Most AI coding tools are just ChatGPT with some code examples thrown in. This was built for coding from scratch, which is why it doesn't lecture you about "best practices" when you just want to fix a fucking bug.
Actually Built for Coding, Not Just Adapted
Instead of starting with a general chatbot and teaching it to code, xAI trained this on programming datasets from the beginning. They used real pull requests and actual developer workflows, not synthetic examples. Working with tools like Cursor and Cline during training probably helped - it shows they understood what developers actually need.

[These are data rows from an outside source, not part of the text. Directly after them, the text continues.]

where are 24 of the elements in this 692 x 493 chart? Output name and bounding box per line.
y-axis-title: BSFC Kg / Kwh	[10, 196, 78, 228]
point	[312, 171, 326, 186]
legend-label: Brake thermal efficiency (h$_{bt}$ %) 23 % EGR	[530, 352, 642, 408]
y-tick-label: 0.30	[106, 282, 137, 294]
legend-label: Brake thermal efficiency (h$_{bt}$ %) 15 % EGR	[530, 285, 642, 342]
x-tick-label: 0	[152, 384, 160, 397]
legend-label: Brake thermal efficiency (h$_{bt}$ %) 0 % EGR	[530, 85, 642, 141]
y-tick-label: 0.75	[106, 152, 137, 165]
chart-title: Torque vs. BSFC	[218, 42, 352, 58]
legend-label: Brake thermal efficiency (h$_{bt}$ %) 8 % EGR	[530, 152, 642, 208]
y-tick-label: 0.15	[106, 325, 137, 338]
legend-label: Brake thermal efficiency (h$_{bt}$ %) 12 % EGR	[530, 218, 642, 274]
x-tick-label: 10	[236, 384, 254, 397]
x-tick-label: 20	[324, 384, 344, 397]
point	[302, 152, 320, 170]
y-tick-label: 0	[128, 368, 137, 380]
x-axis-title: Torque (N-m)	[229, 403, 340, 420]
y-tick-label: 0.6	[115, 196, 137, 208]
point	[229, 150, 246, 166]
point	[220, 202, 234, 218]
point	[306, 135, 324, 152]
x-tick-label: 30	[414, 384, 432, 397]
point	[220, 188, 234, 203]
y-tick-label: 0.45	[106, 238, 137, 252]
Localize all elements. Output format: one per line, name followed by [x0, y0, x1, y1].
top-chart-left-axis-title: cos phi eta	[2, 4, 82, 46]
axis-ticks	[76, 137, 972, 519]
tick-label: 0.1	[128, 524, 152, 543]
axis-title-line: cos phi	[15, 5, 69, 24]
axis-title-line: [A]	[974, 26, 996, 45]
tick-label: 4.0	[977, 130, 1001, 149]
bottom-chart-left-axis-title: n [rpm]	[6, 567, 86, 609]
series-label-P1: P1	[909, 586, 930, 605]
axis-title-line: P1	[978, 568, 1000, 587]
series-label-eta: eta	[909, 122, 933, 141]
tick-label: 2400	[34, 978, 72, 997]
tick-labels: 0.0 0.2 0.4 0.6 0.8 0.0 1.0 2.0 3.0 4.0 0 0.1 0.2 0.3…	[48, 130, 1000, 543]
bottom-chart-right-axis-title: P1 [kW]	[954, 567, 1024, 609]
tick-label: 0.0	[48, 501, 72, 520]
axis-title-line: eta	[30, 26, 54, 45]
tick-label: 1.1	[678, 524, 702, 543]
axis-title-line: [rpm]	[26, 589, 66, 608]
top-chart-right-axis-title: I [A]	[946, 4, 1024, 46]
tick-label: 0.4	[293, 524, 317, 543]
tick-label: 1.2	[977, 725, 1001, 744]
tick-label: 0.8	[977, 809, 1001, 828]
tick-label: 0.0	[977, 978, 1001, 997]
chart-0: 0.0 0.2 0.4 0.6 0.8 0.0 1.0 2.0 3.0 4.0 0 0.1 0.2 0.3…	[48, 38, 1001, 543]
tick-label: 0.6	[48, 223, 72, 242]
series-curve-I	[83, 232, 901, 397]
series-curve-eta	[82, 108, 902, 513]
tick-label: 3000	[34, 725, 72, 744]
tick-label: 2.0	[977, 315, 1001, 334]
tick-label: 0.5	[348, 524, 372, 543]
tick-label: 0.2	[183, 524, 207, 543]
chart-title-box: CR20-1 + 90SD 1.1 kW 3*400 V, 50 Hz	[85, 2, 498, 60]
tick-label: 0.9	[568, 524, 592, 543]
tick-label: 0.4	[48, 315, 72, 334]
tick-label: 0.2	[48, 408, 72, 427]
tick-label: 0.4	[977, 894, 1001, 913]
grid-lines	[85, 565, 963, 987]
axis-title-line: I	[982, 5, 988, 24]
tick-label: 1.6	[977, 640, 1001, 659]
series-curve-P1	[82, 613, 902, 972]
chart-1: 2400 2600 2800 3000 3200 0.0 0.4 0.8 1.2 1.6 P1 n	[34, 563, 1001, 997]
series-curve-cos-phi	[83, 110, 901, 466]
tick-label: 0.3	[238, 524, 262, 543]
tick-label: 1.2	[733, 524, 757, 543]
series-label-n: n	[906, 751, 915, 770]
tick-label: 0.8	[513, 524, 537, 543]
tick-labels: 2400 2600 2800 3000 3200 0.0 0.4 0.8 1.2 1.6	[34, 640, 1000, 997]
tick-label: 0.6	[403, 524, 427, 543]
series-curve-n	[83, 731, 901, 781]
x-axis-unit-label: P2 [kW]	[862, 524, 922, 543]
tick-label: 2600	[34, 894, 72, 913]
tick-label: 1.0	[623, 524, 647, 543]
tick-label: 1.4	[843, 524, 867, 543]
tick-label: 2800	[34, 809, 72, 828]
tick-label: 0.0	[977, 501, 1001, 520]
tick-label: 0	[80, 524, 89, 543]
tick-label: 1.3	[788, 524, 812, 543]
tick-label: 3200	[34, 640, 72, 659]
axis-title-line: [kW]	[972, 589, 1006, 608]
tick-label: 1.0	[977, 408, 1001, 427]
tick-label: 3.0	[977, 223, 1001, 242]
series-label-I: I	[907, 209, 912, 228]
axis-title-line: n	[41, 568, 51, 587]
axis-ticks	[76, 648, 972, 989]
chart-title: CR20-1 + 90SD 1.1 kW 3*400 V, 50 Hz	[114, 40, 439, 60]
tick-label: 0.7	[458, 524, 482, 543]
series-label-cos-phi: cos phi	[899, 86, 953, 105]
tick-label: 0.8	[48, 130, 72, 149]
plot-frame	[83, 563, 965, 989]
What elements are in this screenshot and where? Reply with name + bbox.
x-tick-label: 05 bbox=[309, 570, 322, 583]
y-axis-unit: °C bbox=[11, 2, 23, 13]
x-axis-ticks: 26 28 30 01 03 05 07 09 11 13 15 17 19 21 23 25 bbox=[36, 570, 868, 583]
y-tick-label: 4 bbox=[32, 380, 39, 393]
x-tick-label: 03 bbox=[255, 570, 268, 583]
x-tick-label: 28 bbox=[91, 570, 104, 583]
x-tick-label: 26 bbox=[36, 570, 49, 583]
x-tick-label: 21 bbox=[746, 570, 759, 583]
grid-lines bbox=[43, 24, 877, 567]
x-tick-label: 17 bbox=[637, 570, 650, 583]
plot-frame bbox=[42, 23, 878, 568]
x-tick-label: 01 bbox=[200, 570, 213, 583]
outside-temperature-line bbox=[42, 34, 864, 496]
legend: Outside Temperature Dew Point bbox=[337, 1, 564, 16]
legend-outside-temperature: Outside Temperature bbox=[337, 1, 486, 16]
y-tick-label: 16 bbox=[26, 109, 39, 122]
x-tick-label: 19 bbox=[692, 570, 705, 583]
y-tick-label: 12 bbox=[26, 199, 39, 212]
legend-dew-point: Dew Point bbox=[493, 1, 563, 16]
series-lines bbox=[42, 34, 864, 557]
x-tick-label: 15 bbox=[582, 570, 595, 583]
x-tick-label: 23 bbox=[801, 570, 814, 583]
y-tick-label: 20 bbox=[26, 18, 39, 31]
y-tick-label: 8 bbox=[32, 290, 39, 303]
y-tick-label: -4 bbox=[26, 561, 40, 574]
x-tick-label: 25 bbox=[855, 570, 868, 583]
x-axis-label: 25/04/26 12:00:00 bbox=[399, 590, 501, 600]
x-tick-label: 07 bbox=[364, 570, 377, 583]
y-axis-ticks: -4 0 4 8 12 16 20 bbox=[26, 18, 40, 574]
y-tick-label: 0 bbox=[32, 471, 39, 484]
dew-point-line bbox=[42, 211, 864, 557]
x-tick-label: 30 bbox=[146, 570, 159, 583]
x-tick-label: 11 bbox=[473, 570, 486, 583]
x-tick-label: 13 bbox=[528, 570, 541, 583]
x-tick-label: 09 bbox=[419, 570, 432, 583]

It knows what grep and git are without me explaining version control like it's a fucking intern. When I say "fix this test," it actually edits the test file instead of giving me a lecture about testing frameworks.
Don't expect miracles. It chokes on anything more complex than fixing a React component. Asked it to refactor our authentication flow and it suggested storing JWT tokens in localStorage with a cheerful comment about 'modern web development best practices.' Yeah, great idea until your XSS vulnerability becomes a security audit nightmare. Sometimes suggests useEffect
without dependencies that causes infinite re-renders - classic tutorial mistake that killed my CPU for 20 minutes while I figured out why my React app was using 100% of everything.
Fast Enough to Actually Use Interactively
At 92 tokens per second, this thing responds fast enough that you can actually have a conversation with it. Compare that to Claude or GPT-4 where you craft a perfect prompt, wait 45 seconds, then spend another 10 minutes adapting their response to your actual codebase.
With Grok, I can ask "fix this function," see what it does, then immediately follow up with "actually, make it handle edge case X" without losing my train of thought. The caching means second requests on the same project are nearly instant.
This totally fucks with your workflow. Instead of crafting perfect prompts and praying, you can actually iterate. Ask questions, get answers, tweak, repeat. It's like pair programming with someone who types fast but occasionally has no idea what you're actually trying to build.
The Specs That Actually Matter
The 256K context window sounds big until you paste in a few React components and realize you've used 80K tokens on what feels like a tiny project. The reasoning traces actually help debug what it's thinking, unlike other models that just spit out code with no explanation.
314 billion parameters sounds impressive until you realize it's a mixture-of-experts model, so only a fraction run for each request. Still performs well - scored 70.8% on SWE-Bench Verified, putting it among higher-tier coding models for problem-solving.
The tool integration is the real win. It can actually run git commands and edit files instead of making you copy-paste everything. Though it sometimes gets confused about file paths and will confidently edit the wrong file while acting like it knows exactly what it's doing.
The Reality Check
The 70.8% on SWE-Bench Verified sounds impressive until you realize it probably never debugged a React useEffect that re-renders infinitely because it references a function defined inside the component. Benchmarks test algorithmic puzzles, not 'why the fuck is my component updating 500 times per second.' In practice, it's good at straightforward tasks and completely loses its shit on complex refactoring. Works well for React components, less well for fixing distributed systems issues.
Does it actually make you faster? For me, yeah - mostly because I can iterate quickly instead of waiting 30 seconds between each attempt. But if you're building a complex distributed system, you'll still need actual human brains to figure out the architecture.
Where You Can Actually Use It
Available through Cursor, Cline, GitHub Copilot, and some other tools. Free until September 2025, then $0.20/$1.50 per million tokens. The pricing is reasonable unless you're doing massive refactoring all day.
API compatible with OpenAI SDKs, so switching is usually just changing the endpoint URL. Though their docs are garbage - three examples total and none of them work with the newer OpenAI SDK v4.52.0+ because of breaking changes. Expect some trial and error during setup.
Whether this is worth switching depends on how much waiting around pisses you off. For quick prototyping and debugging, the speed difference is huge. For complex architectural work or anything involving legacy systems, you'll still need Claude or actual human brains.